On Sunday two men, engaged by a contractor of the state’s power development department (PDD) as casual labourers, were working atop an electric pole in Srinagar when supply to the wires they were handing with naked hands was suddenly resumed. The two were severely electrocuted. One of them died, his body dangled from the transmission wire for more than an hour, and the other, so severely injured, may have to live the rest of his life as an invalid.
This is not the first such incident when men engaged on “need basis” by the government or an agency engaged for service maintenance work at a cheap price. During the last year alone four such workers were killed at least 11 others received electric shocks while on work. According to a body of “casual labourers” the PDD alone engages more than 8000 of them. There is little or no data available about how many have been severely disabled or killed in the last decade or two. But stories of men getting electrocuted when the transmission wires or other equipment they were working on were suddenly energised with high voltage by some callous employee who held a permanent government job. This callousness has remained a permanent element of the functioning of PDD.

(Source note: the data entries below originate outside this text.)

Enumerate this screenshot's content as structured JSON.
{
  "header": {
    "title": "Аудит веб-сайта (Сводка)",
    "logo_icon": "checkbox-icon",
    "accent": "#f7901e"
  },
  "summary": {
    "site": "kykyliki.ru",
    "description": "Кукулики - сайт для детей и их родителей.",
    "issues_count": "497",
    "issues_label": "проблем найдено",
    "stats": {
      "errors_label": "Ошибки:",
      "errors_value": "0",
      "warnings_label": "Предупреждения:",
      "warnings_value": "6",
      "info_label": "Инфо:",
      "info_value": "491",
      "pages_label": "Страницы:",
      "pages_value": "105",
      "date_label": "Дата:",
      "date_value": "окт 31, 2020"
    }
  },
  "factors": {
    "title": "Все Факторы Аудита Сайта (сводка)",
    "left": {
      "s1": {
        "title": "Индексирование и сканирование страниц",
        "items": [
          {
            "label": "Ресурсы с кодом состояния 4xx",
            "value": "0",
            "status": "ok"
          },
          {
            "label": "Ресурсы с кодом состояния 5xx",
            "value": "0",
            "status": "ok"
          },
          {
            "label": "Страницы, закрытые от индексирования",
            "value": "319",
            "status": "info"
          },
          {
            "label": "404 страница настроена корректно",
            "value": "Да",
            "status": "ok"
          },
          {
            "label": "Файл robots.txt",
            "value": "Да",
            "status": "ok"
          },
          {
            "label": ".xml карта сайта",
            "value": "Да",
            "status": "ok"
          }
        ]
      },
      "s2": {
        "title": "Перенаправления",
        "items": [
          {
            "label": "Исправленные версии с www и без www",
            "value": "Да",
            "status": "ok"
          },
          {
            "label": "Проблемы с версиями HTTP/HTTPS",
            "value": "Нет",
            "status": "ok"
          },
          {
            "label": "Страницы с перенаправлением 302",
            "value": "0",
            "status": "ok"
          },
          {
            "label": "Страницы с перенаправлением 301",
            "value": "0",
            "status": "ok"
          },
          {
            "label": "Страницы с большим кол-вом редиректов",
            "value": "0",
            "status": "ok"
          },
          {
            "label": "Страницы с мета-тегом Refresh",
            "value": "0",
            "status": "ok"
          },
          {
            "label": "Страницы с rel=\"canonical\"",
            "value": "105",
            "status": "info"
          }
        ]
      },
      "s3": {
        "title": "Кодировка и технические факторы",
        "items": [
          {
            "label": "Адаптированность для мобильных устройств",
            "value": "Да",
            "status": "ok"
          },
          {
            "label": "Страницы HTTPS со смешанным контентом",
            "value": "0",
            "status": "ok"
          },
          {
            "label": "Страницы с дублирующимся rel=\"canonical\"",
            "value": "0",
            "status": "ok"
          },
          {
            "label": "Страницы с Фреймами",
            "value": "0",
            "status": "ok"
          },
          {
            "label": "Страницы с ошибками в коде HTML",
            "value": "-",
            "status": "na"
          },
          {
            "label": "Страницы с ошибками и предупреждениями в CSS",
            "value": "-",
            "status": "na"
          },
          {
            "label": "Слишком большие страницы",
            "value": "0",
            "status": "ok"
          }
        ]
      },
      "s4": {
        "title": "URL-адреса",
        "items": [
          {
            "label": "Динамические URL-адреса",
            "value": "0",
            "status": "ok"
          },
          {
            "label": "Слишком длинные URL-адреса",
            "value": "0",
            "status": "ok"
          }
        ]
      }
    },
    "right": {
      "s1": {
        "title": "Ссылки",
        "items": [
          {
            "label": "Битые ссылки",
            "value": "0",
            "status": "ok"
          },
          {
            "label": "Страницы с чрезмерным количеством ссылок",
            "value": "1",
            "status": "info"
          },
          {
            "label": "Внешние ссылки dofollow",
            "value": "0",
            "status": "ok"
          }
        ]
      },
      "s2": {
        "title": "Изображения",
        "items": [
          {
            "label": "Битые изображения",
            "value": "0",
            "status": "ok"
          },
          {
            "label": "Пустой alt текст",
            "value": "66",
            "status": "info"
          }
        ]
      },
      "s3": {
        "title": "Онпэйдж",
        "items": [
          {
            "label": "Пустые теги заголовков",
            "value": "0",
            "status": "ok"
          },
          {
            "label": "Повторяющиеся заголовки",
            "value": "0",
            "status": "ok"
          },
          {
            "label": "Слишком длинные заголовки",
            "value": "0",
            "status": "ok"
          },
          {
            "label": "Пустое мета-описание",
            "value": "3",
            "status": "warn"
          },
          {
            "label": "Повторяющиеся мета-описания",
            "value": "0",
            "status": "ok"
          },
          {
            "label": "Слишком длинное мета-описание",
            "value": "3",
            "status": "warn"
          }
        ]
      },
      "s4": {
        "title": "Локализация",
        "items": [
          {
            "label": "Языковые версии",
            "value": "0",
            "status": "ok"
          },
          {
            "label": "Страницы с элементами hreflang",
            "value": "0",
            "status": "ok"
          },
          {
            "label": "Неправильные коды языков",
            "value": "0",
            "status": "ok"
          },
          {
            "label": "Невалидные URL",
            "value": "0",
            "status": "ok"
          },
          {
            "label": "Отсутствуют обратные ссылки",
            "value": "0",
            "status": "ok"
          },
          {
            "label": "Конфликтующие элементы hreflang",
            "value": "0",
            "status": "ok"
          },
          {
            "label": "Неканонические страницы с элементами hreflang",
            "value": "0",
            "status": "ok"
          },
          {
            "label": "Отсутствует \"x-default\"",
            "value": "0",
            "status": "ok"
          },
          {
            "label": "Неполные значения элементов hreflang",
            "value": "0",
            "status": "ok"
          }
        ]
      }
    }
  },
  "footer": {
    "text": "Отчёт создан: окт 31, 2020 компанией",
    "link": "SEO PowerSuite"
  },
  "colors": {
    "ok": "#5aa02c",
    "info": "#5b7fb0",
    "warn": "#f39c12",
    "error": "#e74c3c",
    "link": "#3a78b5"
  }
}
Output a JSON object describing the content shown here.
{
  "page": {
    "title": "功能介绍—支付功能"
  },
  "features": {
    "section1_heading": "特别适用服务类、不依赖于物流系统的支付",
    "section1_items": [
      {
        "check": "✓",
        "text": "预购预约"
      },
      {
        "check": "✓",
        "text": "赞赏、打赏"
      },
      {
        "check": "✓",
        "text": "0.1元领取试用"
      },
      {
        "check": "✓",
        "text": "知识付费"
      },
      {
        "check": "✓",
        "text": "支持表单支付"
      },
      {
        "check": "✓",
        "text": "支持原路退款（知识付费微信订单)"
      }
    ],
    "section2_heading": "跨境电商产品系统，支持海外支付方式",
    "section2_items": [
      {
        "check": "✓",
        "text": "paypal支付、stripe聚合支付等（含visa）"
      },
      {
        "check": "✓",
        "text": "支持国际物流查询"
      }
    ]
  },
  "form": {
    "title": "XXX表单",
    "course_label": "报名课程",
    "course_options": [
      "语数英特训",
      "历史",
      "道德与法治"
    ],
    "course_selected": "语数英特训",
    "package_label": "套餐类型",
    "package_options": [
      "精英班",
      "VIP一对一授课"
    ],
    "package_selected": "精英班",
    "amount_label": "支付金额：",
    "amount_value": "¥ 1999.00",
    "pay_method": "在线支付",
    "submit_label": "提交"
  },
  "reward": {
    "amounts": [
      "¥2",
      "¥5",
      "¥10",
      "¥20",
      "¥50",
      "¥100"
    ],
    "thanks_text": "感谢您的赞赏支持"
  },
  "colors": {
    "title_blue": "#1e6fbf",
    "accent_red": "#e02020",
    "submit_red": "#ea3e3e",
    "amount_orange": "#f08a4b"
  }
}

The regular casual labourers have no job security in the first place. And when they get injured the compensation is paltry, or when killed in similar circumstances a kin may get a government job. However, the kind and degree of compensation is the least of the issues here. These casually engaged men are put to undertake high risk maintenance jobs, but even if there are ‘appropriate rules’ on the books for their safety and welfare what we see is that a man working atop high electricity poles, dealing with high tension transmission wires are rarely wearing even basic safety gear like a helmet, shock-proof gloves or even a harness. Insurance is a far cry!
Perhaps the two-and-a-half decades of death, destruction, maiming and high levels of unemployment have generated such insensitivity and callousness among the government authorities in Kashmir that such accidents, caused by callous ignorance of some of those who enjoy all the security a government job provides, have stopped to matter! This casual and callous situation will not change unless the entire chain of command responsible for the deaths and maiming is punished. Nothing, not even a government job or a top place in the hierarchy of a government department should mean impunity for causing death. That is what the family of the man whose body dangled from the top an electric pole in Budshah Chowk on Sunday deserves, because it is no different from a murder.